In 2003, our field teams working in the Triassic age sediments within the Grand Staircase–Escalante National Monument in Utah discovered the almost complete, articulated skeleton of a Poposaurus. Poposaurus is a little known carnivore that, while it resembles a small theropod dinosaur, is actually more closely related to crocodilians. For the past year we have been carefully removing the rock (the matrix) that has entombed this important skeleton for over 240 million years.
Assistant Preparator Vicki Fitzgerald and Curator Jacques Gauthier open one of the 6 field jackets of the Poposaurus collected in 2003. Large specimens were encased in plaster and burlap to protect them during their long trip from Utah back to New Haven. In the Lab the jackets are carefully opened to reveal the specimen inside.
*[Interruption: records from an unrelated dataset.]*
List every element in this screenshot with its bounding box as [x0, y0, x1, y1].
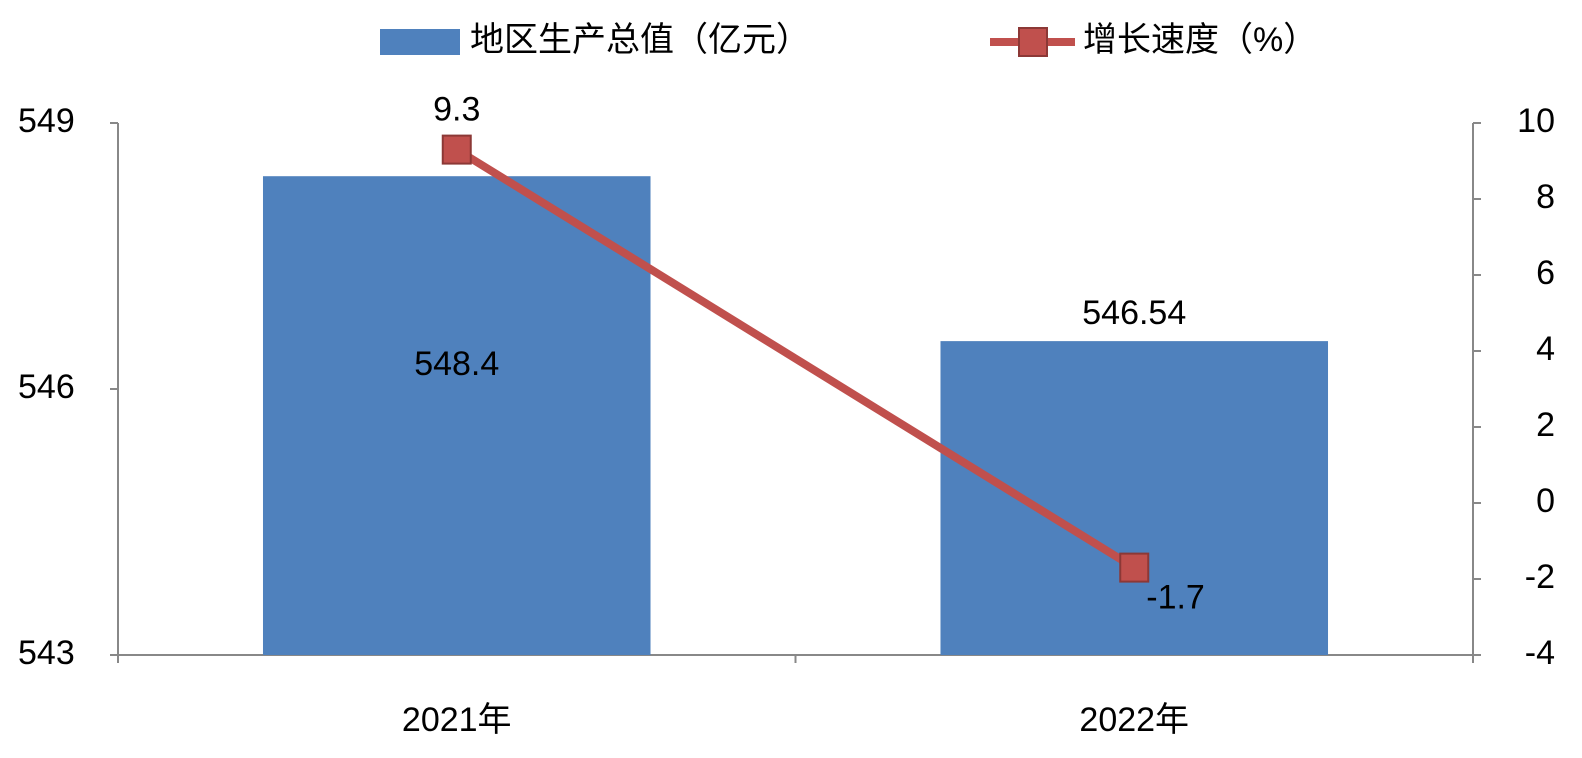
legend-label: 地区生产总值（亿元） — [470, 21, 810, 59]
line-marker — [441, 134, 472, 165]
y2-tick-label: 4 — [1536, 330, 1555, 368]
bar — [940, 341, 1329, 655]
line-marker — [1119, 552, 1150, 583]
legend-marker — [1018, 27, 1048, 57]
x-tick-label: 2021年 — [402, 701, 512, 739]
legend-label: 增长速度（%） — [1083, 21, 1317, 59]
y2-tick-label: 2 — [1536, 406, 1555, 444]
y2-tick-label: -4 — [1525, 634, 1555, 672]
y-tick-label: 543 — [18, 634, 75, 672]
y-tick-label: 549 — [18, 102, 75, 140]
y2-tick-label: 8 — [1536, 178, 1555, 216]
line — [454, 146, 1137, 572]
line-value-label: -1.7 — [1146, 579, 1205, 617]
x-tick-label: 2022年 — [1079, 701, 1189, 739]
y2-tick-label: 0 — [1536, 482, 1555, 520]
bar-value-label: 546.54 — [1082, 294, 1186, 332]
y-tick-label: 546 — [18, 368, 75, 406]
y2-tick-label: -2 — [1525, 558, 1555, 596]
y2-tick-label: 6 — [1536, 254, 1555, 292]
bar-value-label: 548.4 — [414, 345, 499, 383]
y2-tick-label: 10 — [1517, 102, 1555, 140]
bar — [262, 176, 651, 655]
legend-swatch — [380, 29, 460, 55]
line-value-label: 9.3 — [433, 91, 480, 129]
Vicki carefully cleans and glues together all the tiny fragments of bone that had weathered out from our Poposaurus fossils (fossils can only be found when they weather out of rock). Paleontologists walk every hill and gully looking for tiny bits of bone that indicate that there could be a whole skeleton just underneath the surface.
The jackets contain most of the bones from the rear part of the skeleton. The open jackets, which have been partially prepared, are laid our in the picture to show how the specimen lay in the rock. The outline drawing shows how the bones were preserved.